Dates are in a league of their own because they’re partially dried, concentrating their natural sugars. A small handful can deliver more carbohydrates than a full banana. Fresh fruit like watermelon or strawberries, by contrast, is mostly water, which dilutes the carb density considerably.

Starchy vs. Non-Starchy Vegetables

Vegetables split into two camps. Leafy greens, peppers, cucumbers, and tomatoes are very low in carbs, often under 5 grams per serving. Starchy vegetables are a different story. A cup of cooked green peas contains about 25 grams of carbohydrates, while a single ear of cooked corn (about 89 grams) has roughly 19 grams. Root vegetables like carrots and beets fall somewhere in the middle, typically 7 to 13 grams per 100 grams.

If you’re building a low-carb plate, non-starchy vegetables give you volume without much impact. Starchy vegetables act more like grains in terms of carb load.

How Cooking Changes the Numbers

The same food can look dramatically different on a nutrition label depending on whether it’s raw or cooked. Dry pasta contains about 70 grams of carbs per 100 grams. Cook that same pasta and the number drops to around 30 grams per 100 grams, not because carbs disappeared, but because the pasta absorbed water and got heavier. The total carbs in your bowl didn’t change. The weight of the food did.

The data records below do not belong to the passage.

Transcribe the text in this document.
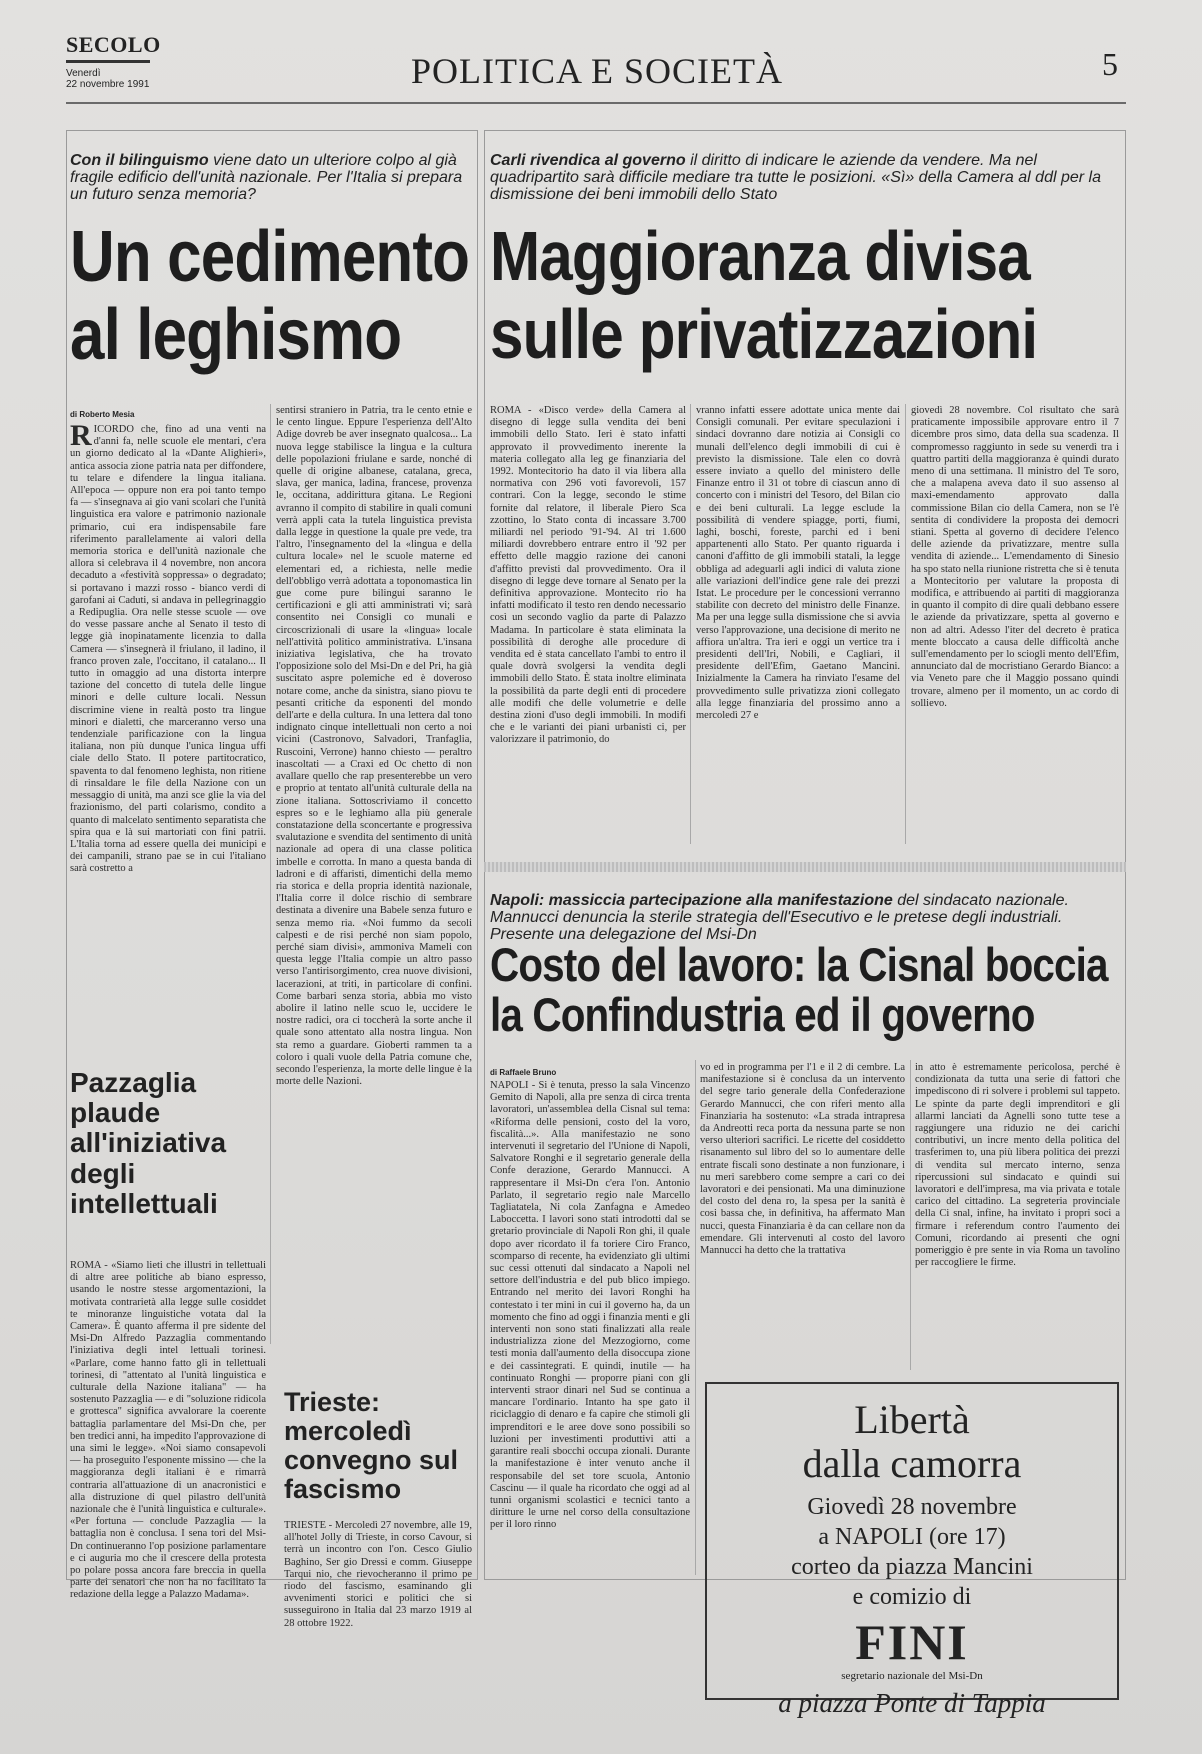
SECOLO
Venerdì
22 novembre 1991	POLITICA E SOCIETÀ	5
Con il bilinguismo viene dato un ulteriore colpo al già fragile edificio dell'unità nazionale. Per l'Italia si prepara un futuro senza memoria?
Un cedimento
al leghismo
di Roberto Mesia
RICORDO che, fino ad una venti na d'anni fa, nelle scuole ele mentari, c'era un giorno dedicato al la «Dante Alighieri», antica associa zione patria nata per diffondere, tu telare e difendere la lingua italiana. All'epoca — oppure non era poi tanto tempo fa — s'insegnava ai gio vani scolari che l'unità linguistica era valore e patrimonio nazionale primario, cui era indispensabile fare riferimento parallelamente ai valori della memoria storica e dell'unità nazionale che allora si celebrava il 4 novembre, non ancora decaduto a «festività soppressa» o degradato; si portavano i mazzi rosso - bianco verdi di garofani ai Caduti, si andava in pellegrinaggio a Redipuglia. Ora nelle stesse scuole — ove do vesse passare anche al Senato il testo di legge già inopinatamente licenzia to dalla Camera — s'insegnerà il friulano, il ladino, il franco proven zale, l'occitano, il catalano... Il tutto in omaggio ad una distorta interpre tazione del concetto di tutela delle lingue minori e delle culture locali. Nessun discrimine viene in realtà posto tra lingue minori e dialetti, che marceranno verso una tendenziale parificazione con la lingua italiana, non più dunque l'unica lingua uffi ciale dello Stato. Il potere partitocratico, spaventa to dal fenomeno leghista, non ritiene di rinsaldare le file della Nazione con un messaggio di unità, ma anzi sce glie la via del frazionismo, del parti colarismo, condito a quanto di malcelato sentimento separatista che spira qua e là sui martoriati con fini patrii. L'Italia torna ad essere quella dei municipi e dei campanili, strano pae se in cui l'italiano sarà costretto a
sentirsi straniero in Patria, tra le cento etnie e le cento lingue. Eppure l'esperienza dell'Alto Adige dovreb be aver insegnato qualcosa... La nuova legge stabilisce la lingua e la cultura delle popolazioni friulane e sarde, nonché di quelle di origine albanese, catalana, greca, slava, ger manica, ladina, francese, provenza le, occitana, addirittura gitana. Le Regioni avranno il compito di stabilire in quali comuni verrà appli cata la tutela linguistica prevista dalla legge in questione la quale pre vede, tra l'altro, l'insegnamento del la «lingua e della cultura locale» nel le scuole materne ed elementari ed, a richiesta, nelle medie dell'obbligo verrà adottata a toponomastica lin gue come pure bilingui saranno le certificazioni e gli atti amministrati vi; sarà consentito nei Consigli co munali e circoscrizionali di usare la «lingua» locale nell'attività politico amministrativa. L'insana iniziativa legislativa, che ha trovato l'opposizione solo del Msi-Dn e del Pri, ha già suscitato aspre polemiche ed è doveroso notare come, anche da sinistra, siano piovu te pesanti critiche da esponenti del mondo dell'arte e della cultura. In una lettera dal tono indignato cinque intellettuali non certo a noi vicini (Castronovo, Salvadori, Tranfaglia, Ruscoini, Verrone) hanno chiesto — peraltro inascoltati — a Craxi ed Oc chetto di non avallare quello che rap presenterebbe un vero e proprio at tentato all'unità culturale della na zione italiana. Sottoscriviamo il concetto espres so e le leghiamo alla più generale constatazione della sconcertante e progressiva svalutazione e svendita del sentimento di unità nazionale ad opera di una classe politica imbelle e corrotta. In mano a questa banda di ladroni e di affaristi, dimentichi della memo ria storica e della propria identità nazionale, l'Italia corre il dolce rischio di sembrare destinata a divenire una Babele senza futuro e senza memo ria. «Noi fummo da secoli calpesti e de risi perché non siam popolo, perché siam divisi», ammoniva Mameli con questa legge l'Italia compie un altro passo verso l'antirisorgimento, crea nuove divisioni, lacerazioni, at triti, in particolare di confini. Come barbari senza storia, abbia mo visto abolire il latino nelle scuo le, uccidere le nostre radici, ora ci toccherà la sorte anche il quale sono attentato alla nostra lingua. Non sta remo a guardare. Gioberti rammen ta a coloro i quali vuole della Patria comune che, secondo l'esperienza, la morte delle lingue è la morte delle Nazioni.
Pazzaglia plaude all'iniziativa degli intellettuali
ROMA - «Siamo lieti che illustri in tellettuali di altre aree politiche ab biano espresso, usando le nostre stesse argomentazioni, la motivata contrarietà alla legge sulle cosiddet te minoranze linguistiche votata dal la Camera». È quanto afferma il pre sidente del Msi-Dn Alfredo Pazzaglia commentando l'iniziativa degli intel lettuali torinesi. «Parlare, come hanno fatto gli in tellettuali torinesi, di "attentato al l'unità linguistica e culturale della Nazione italiana" — ha sostenuto Pazzaglia — e di "soluzione ridicola e grottesca" significa avvalorare la coerente battaglia parlamentare del Msi-Dn che, per ben tredici anni, ha impedito l'approvazione di una simi le legge». «Noi siamo consapevoli — ha proseguito l'esponente missino — che la maggioranza degli italiani è e rimarrà contraria all'attuazione di un anacronistici e alla distruzione di quel pilastro dell'unità nazionale che è l'unità linguistica e culturale». «Per fortuna — conclude Pazzaglia — la battaglia non è conclusa. I sena tori del Msi-Dn continueranno l'op posizione parlamentare e ci auguria mo che il crescere della protesta po polare possa ancora fare breccia in quella parte dei senatori che non ha no facilitato la redazione della legge a Palazzo Madama».
Trieste: mercoledì convegno sul fascismo
TRIESTE - Mercoledì 27 novembre, alle 19, all'hotel Jolly di Trieste, in corso Cavour, si terrà un incontro con l'on. Cesco Giulio Baghino, Ser gio Dressi e comm. Giuseppe Tarqui nio, che rievocheranno il primo pe riodo del fascismo, esaminando gli avvenimenti storici e politici che si susseguirono in Italia dal 23 marzo 1919 al 28 ottobre 1922.
Carli rivendica al governo il diritto di indicare le aziende da vendere. Ma nel quadripartito sarà difficile mediare tra tutte le posizioni. «Sì» della Camera al ddl per la dismissione dei beni immobili dello Stato
Maggioranza divisa
sulle privatizzazioni
ROMA - «Disco verde» della Camera al disegno di legge sulla vendita dei beni immobili dello Stato. Ieri è stato infatti approvato il provvedimento inerente la materia collegato alla leg ge finanziaria del 1992. Montecitorio ha dato il via libera alla normativa con 296 voti favorevoli, 157 contrari. Con la legge, secondo le stime fornite dal relatore, il liberale Piero Sca zzottino, lo Stato conta di incassare 3.700 miliardi nel periodo '91-'94. Al tri 1.600 miliardi dovrebbero entrare entro il '92 per effetto delle maggio razione dei canoni d'affitto previsti dal provvedimento. Ora il disegno di legge deve tornare al Senato per la definitiva approvazione. Montecito rio ha infatti modificato il testo ren dendo necessario così un secondo vaglio da parte di Palazzo Madama. In particolare è stata eliminata la possibilità di deroghe alle procedure di vendita ed è stata cancellato l'ambi to entro il quale dovrà svolgersi la vendita degli immobili dello Stato. È stata inoltre eliminata la possibilità da parte degli enti di procedere alle modifi che delle volumetrie e delle destina zioni d'uso degli immobili. In modifi che e le varianti dei piani urbanisti ci, per valorizzare il patrimonio, do
vranno infatti essere adottate unica mente dai Consigli comunali. Per evitare speculazioni i sindaci dovranno dare notizia ai Consigli co munali dell'elenco degli immobili di cui è previsto la dismissione. Tale elen co dovrà essere inviato a quello del ministero delle Finanze entro il 31 ot tobre di ciascun anno di concerto con i ministri del Tesoro, del Bilan cio e dei beni culturali. La legge esclude la possibilità di vendere spiagge, porti, fiumi, laghi, boschi, foreste, parchi ed i beni appartenenti allo Stato. Per quanto riguarda i canoni d'affitto de gli immobili statali, la legge obbliga ad adeguarli agli indici di valuta zione alle variazioni dell'indice gene rale dei prezzi Istat. Le procedure per le concessioni verranno stabilite con decreto del ministro delle Finanze. Ma per una legge sulla dismissione che si avvia verso l'approvazione, una decisione di merito ne affiora un'altra. Tra ieri e oggi un vertice tra i presidenti dell'Iri, Nobili, e Cagliari, il presidente dell'Efim, Gaetano Mancini. Inizialmente la Camera ha rinviato l'esame del provvedimento sulle privatizza zioni collegato alla legge finanziaria del prossimo anno a mercoledì 27 e
giovedì 28 novembre. Col risultato che sarà praticamente impossibile approvare entro il 7 dicembre pros simo, data della sua scadenza. Il compromesso raggiunto in sede su venerdì tra i quattro partiti della maggioranza è quindi durato meno di una settimana. Il ministro del Te soro, che a malapena aveva dato il suo assenso al maxi-emendamento approvato dalla commissione Bilan cio della Camera, non se l'è sentita di condividere la proposta dei democri stiani. Spetta al governo di decidere l'elenco delle aziende da privatizzare, mentre sulla vendita di aziende... L'emendamento di Sinesio ha spo stato nella riunione ristretta che si è tenuta a Montecitorio per valutare la proposta di modifica, e attribuendo ai partiti di maggioranza in quanto il compito di dire quali debbano essere le aziende da privatizzare, spetta al governo e non ad altri. Adesso l'iter del decreto è pratica mente bloccato a causa delle difficoltà anche sull'emendamento per lo sciogli mento dell'Efim, annunciato dal de mocristiano Gerardo Bianco: a via Veneto pare che il Maggio possano quindi trovare, almeno per il momento, un ac cordo di sollievo.
Napoli: massiccia partecipazione alla manifestazione del sindacato nazionale. Mannucci denuncia la sterile strategia dell'Esecutivo e le pretese degli industriali. Presente una delegazione del Msi-Dn
Costo del lavoro: la Cisnal boccia
la Confindustria ed il governo
di Raffaele Bruno
NAPOLI - Si è tenuta, presso la sala Vincenzo Gemito di Napoli, alla pre senza di circa trenta lavoratori, un'assemblea della Cisnal sul tema: «Riforma delle pensioni, costo del la voro, fiscalità...». Alla manifestazio ne sono intervenuti il segretario del l'Unione di Napoli, Salvatore Ronghi e il segretario generale della Confe derazione, Gerardo Mannucci. A rappresentare il Msi-Dn c'era l'on. Antonio Parlato, il segretario regio nale Marcello Tagliatatela, Ni cola Zanfagna e Amedeo Laboccetta. I lavori sono stati introdotti dal se gretario provinciale di Napoli Ron ghi, il quale dopo aver ricordato il fa toriere Ciro Franco, scomparso di recente, ha evidenziato gli ultimi suc cessi ottenuti dal sindacato a Napoli nel settore dell'industria e del pub blico impiego. Entrando nel merito dei lavori Ronghi ha contestato i ter mini in cui il governo ha, da un momento che fino ad oggi i finanzia menti e gli interventi non sono stati finalizzati alla reale industrializza zione del Mezzogiorno, come testi monia dall'aumento della disoccupa zione e dei cassintegrati. E quindi, inutile — ha continuato Ronghi — proporre piani con gli interventi straor dinari nel Sud se continua a mancare l'ordinario. Intanto ha spe gato il riciclaggio di denaro e fa capire che stimoli gli imprenditori e le aree dove sono possibili so luzioni per investimenti produttivi atti a garantire reali sbocchi occupa zionali. Durante la manifestazione è inter venuto anche il responsabile del set tore scuola, Antonio Cascinu — il quale ha ricordato che oggi ad al tunni organismi scolastici e tecnici tanto a diritture le urne nel corso della consultazione per il loro rinno
vo ed in programma per l'1 e il 2 di cembre. La manifestazione si è conclusa da un intervento del segre tario generale della Confederazione Gerardo Mannucci, che con riferi mento alla Finanziaria ha sostenuto: «La strada intrapresa da Andreotti reca porta da nessuna parte se non verso ulteriori sacrifici. Le ricette del cosiddetto risanamento sul libro del so lo aumentare delle entrate fiscali sono destinate a non funzionare, i nu meri sarebbero come sempre a cari co dei lavoratori e dei pensionati. Ma una diminuzione del costo del dena ro, la spesa per la sanità è cosi bassa che, in definitiva, ha affermato Man nucci, questa Finanziaria è da can cellare non da emendare. Gli intervenuti al costo del lavoro Mannucci ha detto che la trattativa
in atto è estremamente pericolosa, perché è condizionata da tutta una serie di fattori che impediscono di ri solvere i problemi sul tappeto. Le spinte da parte degli imprenditori e gli allarmi lanciati da Agnelli sono tutte tese a raggiungere una riduzio ne dei carichi contributivi, un incre mento della politica del trasferimen to, una più libera politica dei prezzi di vendita sul mercato interno, senza ripercussioni sul sindacato e quindi sui lavoratori e dell'impresa, ma via privata e totale carico del cittadino. La segreteria provinciale della Ci snal, infine, ha invitato i propri soci a firmare i referendum contro l'aumento dei Comuni, ricordando ai presenti che ogni pomeriggio è pre sente in via Roma un tavolino per raccogliere le firme.
Libertà
dalla camorra
Giovedì 28 novembre
a NAPOLI (ore 17)
corteo da piazza Mancini
e comizio di
FINI
segretario nazionale del Msi-Dn
a piazza Ponte di Tappia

This matters when you’re reading labels or using a food tracking app. Always check whether the listing refers to the raw or cooked weight. Mixing them up can double or halve your count without you realizing it.

Total Carbs vs. Net Carbs

Nutrition labels show total carbohydrates, which includes starches, sugars, and fiber all lumped together. Net carbs subtract fiber and sugar alcohols from that total, since your body doesn’t fully digest them and they have minimal effect on blood sugar.

The formula is simple: total carbs minus fiber minus sugar alcohols equals net carbs. A protein bar with 24 grams of total carbs, 10 grams of fiber, and 8 grams of sugar alcohols would have just 6 net carbs. This calculation isn’t an officially regulated term, though. Different food companies apply it differently, so it’s worth checking what they’re subtracting.

For practical purposes, foods high in fiber (legumes, whole grains, vegetables) will always look better on a net carb basis than refined foods (white bread, candy, white rice) with the same total carb count. Two foods with identical total carbs can behave very differently in your body depending on how much fiber comes along for the ride.